T.Z.: We had a recent discussion in which you said "what I wonder is, how do we teach people to 'ignite their inner match' in a concrete actionable way? The Internet would benefit from that." What suggestions do you have for online creators who want to move away from nebulous "inspiration," and towards igniting real action?
Ev: My question is: what questions do I have for online creators who are attempting to teach people how to move from inspiration to action?
It goes back to experience telling. Everyone has been creatively broken at one time or another. We've all had writers block. We've all be terrible at painting. I still suck at rebuilding hoverboard engines.
When I write something like this, I ask myself: What actual things did I do to bring myself out of a creative block and into a space of evolving my work?
Not what esoteric things sound good. Not what my mind thinks everyone wants to hear. I assume that my readers don't want cotton candy for writing -- they want writing that lands. I've found that writing that lands is grounded in my own human experience.
I tell a story about what I've done, and how I've done it.
If I don't have something to tell from experience, I go outside until I've experienced something.
T.Z.: As creators, don't we naturally take leaps in association between the known/unknown? Doesn't innovation require a creative interpretation that extends the personal out into the broader realm?

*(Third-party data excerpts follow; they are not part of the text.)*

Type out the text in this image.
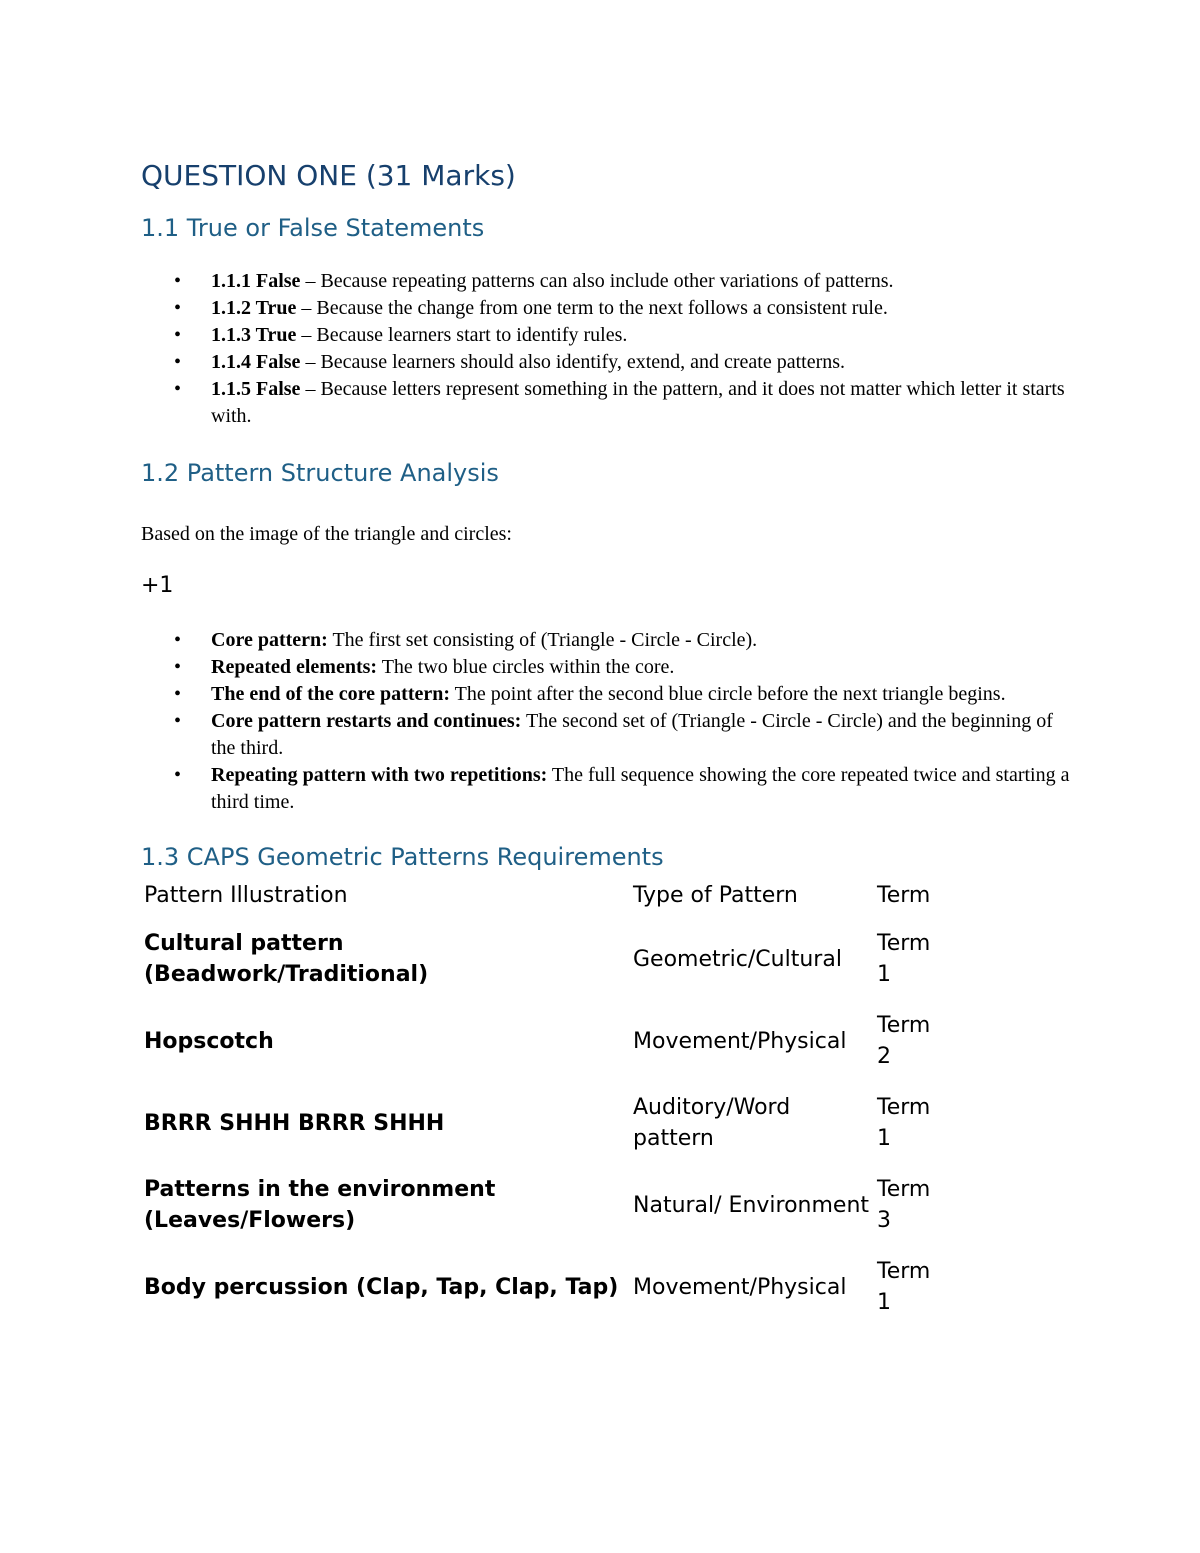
QUESTION ONE (31 Marks)
1.1 True or False Statements
• 1.1.1 False – Because repeating patterns can also include other variations of patterns.
• 1.1.2 True – Because the change from one term to the next follows a consistent rule.
• 1.1.3 True – Because learners start to identify rules.
• 1.1.4 False – Because learners should also identify, extend, and create patterns.
• 1.1.5 False – Because letters represent something in the pattern, and it does not matter which letter it starts with.
1.2 Pattern Structure Analysis

Based on the image of the triangle and circles:

+1

• Core pattern: The first set consisting of (Triangle - Circle - Circle).
• Repeated elements: The two blue circles within the core.
• The end of the core pattern: The point after the second blue circle before the next triangle begins.
• Core pattern restarts and continues: The second set of (Triangle - Circle - Circle) and the beginning of the third.
• Repeating pattern with two repetitions: The full sequence showing the core repeated twice and starting a third time.
1.3 CAPS Geometric Patterns Requirements
Pattern Illustration	Type of Pattern	Term
Cultural pattern (Beadwork/Traditional)	Geometric/Cultural	Term 1
Hopscotch	Movement/Physical	Term 2
BRRR SHHH BRRR SHHH	Auditory/Word pattern	Term 1
Patterns in the environment (Leaves/Flowers)	Natural/ Environment	Term 3
Body percussion (Clap, Tap, Clap, Tap)	Movement/Physical	Term 1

Ev: I've tried writing from a speculative angle, it's definitely one way to write. It doesn't land with my readers, so I'm not doing it so much anymore. "If I'm not experience telling, I'm bullshitting."
That being said, I come up with crazy ideas all of the time. It's just that my intention is to experiment with them, before I bring them to my audience. I don't want to tell anyone to get on a hoverboard that I haven't tested out myself -- it might not fly. How would I know anyway? The answer is: I don't.